Semi supervised segmentation and graph-based tracking of 3D nuclei in time-lapse microscopy
This work addresses the challenge of precise 3D nuclei segmentation and tracking in time-lapse microscopy for biological research, offering an incremental improvement over existing methods.
The paper tackles the problem of inaccurate boundaries in 3D nuclei segmentation from weakly annotated microscopy data by proposing a method that combines a 3D U-Net for centroid detection with a supervoxel algorithm, achieving better segmentation performance than state-of-the-art methods in the Cell Tracking Challenge 2019 and comparable results in the 2020 challenge.

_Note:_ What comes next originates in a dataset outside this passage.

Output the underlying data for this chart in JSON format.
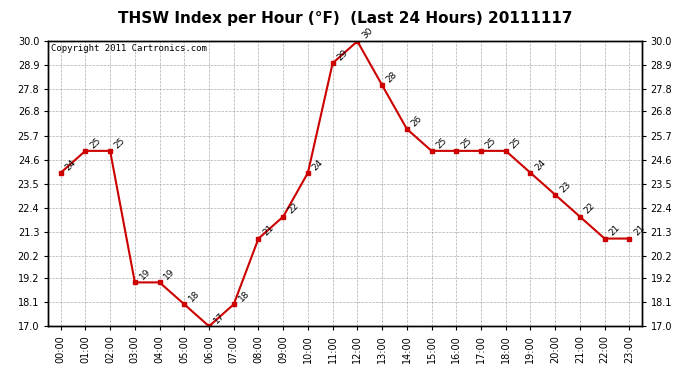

We propose a novel weakly supervised method to improve the boundary of the 3D segmented nuclei utilizing an over-segmented image. This is motivated by the observation that current state-of-the-art deep learning methods do not result in accurate boundaries when the training data is weakly annotated. Towards this, a 3D U-Net is trained to get the centroid of the nuclei and integrated with a simple linear iterative clustering (SLIC) supervoxel algorithm that provides better adherence to cluster boundaries. To track these segmented nuclei, our algorithm utilizes the relative nuclei location depicting the processes of nuclei division and apoptosis. The proposed algorithmic pipeline achieves better segmentation performance compared to the state-of-the-art method in Cell Tracking Challenge (CTC) 2019 and comparable performance to state-of-the-art methods in IEEE ISBI CTC2020 while utilizing very few pixel-wise annotated data. Detailed experimental results are provided, and the source code is available on GitHub.